For network operators with operations in China, early preparation and careful planning will help mitigate liability and limit penalization, including:

• Integrating Artificial Intelligence (AI) and Machine Learning (ML)-based automation to bolster the speed and efficiency of threat detection and response capabilities. Vendors like Palo Alto Networks combine ML with Generative Artificial Intelligence (Gen AI) and Deep Learning (DL) to combat cyberthreats through its Precision AI tooling, while local outfits like Factosecure offer AI-powered threat detection.
• Enhancing alert systems with incident record-taking capabilities and contextualized visibility. For example, OT security vendors like Rockwell Automation offer managed System-on-Chip (SOC) services to assist in alert triage, combining operations-specific intel with alert systems to bolster network surveillance and monitoring, while limiting alert fatigue.
• Optimizing internal cyber hygiene by integrating enhanced access control measures (e.g., passkeys, Multi-Factor Authorization (MFA), biometric authentication, zero trust models), advanced firewall and network protection, automated backup practices, and security updates (e.g., automated patching and patch prioritization based on business-specific needs). CyberArk Privileged Access Manager helps limit credential exposure and bolsters compliance documentation and auditing features.
• Conducting tabletop exercises to track current discovery and notification timelines across OT and IoT assets. Simulations led by Fortinet’s FortiGuard Incident Response experts are well-positioned for testing incident response plans and subsequent disclosure procedures.
• Investing in cyber awareness training and re-training staff in relation to the demands of the new administrative measures.
• Prioritizing flexibility in reporting timelines and disclosure practices, especially for operators with a global footprint that will have to adapt their processes in China, but also remain capable of following other nation-specific procedural rules.

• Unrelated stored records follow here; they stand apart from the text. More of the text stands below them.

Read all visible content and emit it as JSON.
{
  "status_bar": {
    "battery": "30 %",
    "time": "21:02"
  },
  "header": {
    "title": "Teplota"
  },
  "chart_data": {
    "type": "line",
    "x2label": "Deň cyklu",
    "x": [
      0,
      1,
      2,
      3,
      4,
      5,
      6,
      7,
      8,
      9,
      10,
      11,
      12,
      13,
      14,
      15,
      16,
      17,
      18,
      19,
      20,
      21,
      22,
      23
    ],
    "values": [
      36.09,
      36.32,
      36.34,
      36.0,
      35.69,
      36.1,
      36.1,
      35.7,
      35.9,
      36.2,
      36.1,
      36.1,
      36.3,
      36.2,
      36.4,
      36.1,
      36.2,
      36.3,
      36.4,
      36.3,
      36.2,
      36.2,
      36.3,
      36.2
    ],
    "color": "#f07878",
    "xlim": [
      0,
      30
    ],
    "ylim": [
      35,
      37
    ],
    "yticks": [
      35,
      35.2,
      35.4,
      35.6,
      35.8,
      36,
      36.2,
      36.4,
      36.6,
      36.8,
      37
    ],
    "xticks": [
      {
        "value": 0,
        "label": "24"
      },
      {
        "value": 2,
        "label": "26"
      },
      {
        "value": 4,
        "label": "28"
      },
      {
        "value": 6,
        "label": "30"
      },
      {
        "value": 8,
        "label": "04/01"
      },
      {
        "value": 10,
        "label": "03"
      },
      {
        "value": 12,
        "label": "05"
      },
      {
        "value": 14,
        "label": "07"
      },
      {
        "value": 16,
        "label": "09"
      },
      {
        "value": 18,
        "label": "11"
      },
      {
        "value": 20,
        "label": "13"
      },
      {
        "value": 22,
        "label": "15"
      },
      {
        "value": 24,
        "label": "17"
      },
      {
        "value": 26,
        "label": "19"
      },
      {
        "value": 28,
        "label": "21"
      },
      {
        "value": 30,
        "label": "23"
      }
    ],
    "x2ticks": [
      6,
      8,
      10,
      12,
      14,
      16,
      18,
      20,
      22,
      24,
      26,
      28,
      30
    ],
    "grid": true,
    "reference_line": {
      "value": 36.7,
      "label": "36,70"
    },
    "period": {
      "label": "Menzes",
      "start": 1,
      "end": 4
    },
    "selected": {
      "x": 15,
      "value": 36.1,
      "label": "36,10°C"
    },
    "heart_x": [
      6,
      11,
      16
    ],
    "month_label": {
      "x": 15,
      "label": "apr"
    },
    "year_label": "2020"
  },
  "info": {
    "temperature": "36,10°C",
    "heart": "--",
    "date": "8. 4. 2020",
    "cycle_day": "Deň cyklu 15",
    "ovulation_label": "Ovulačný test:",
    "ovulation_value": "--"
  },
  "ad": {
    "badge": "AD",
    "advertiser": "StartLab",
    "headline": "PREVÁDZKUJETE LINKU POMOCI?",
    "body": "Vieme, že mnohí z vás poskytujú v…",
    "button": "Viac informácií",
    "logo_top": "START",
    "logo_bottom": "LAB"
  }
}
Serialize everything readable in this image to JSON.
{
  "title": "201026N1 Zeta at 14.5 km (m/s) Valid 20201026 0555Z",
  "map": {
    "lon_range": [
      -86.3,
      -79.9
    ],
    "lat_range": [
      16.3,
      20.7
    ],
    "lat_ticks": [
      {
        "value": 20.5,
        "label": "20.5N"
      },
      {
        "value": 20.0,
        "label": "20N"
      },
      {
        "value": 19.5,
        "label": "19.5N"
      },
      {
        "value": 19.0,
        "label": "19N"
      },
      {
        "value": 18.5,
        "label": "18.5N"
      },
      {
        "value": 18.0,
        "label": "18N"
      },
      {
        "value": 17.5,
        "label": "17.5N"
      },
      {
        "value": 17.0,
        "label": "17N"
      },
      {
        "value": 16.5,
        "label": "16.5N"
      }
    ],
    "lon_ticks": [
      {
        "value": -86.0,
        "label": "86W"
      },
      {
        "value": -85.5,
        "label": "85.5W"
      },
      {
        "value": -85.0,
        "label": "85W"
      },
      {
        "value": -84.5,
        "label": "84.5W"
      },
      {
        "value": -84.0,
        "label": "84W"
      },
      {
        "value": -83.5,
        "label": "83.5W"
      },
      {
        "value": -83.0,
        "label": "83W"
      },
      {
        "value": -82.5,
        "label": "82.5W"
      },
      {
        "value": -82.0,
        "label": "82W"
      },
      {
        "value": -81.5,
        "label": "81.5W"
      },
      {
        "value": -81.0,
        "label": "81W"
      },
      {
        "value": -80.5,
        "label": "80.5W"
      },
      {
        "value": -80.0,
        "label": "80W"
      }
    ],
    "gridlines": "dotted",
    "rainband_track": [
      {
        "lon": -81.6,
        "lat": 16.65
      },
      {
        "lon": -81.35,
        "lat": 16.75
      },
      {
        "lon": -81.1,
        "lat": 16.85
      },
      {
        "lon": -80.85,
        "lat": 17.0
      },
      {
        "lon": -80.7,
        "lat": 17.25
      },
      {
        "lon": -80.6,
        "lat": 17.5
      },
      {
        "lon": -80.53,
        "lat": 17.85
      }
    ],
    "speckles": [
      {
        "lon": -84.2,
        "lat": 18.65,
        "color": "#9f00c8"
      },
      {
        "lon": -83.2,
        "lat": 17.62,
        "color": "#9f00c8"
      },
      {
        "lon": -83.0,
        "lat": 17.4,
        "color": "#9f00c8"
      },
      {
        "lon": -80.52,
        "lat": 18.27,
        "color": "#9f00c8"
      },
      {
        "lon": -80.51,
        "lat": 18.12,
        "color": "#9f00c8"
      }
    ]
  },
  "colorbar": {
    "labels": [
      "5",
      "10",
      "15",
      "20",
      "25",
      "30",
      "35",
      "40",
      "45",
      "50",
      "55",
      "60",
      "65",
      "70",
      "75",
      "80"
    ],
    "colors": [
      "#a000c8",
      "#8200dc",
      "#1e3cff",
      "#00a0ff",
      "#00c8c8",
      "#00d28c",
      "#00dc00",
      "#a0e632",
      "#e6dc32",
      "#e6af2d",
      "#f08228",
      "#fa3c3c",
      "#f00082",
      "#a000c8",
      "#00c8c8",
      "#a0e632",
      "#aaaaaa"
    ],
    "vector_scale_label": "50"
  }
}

Yet, China’s measures also bring key takeaways for state actors and non-state operators globally in both the medium and long terms, which should:

• Prioritize international cooperation via information sharing, joint tabletop exercises, and collaborative incident training drills to ensure incident procedures are aligned, particularly for organizations operating within multiple countries and regions.
• Consider harmonizing standards to ease compliance with various notification and reporting mandates, including harmonized templates for incident reporting where altering notification deadlines is too cumbersome.
• Integrate data protection and societal considerations into incident reporting thresholds and definitions, enabling a fuller consideration of the effect of cyber incidents outside of physical, economic, and business-related impacts.

China’s newest cybersecurity administrative measures represent a forward-thinking approach to incident response. If other nations are to boast the same degree of protection for their systems and citizens’ data, they should be looking to the example China has set.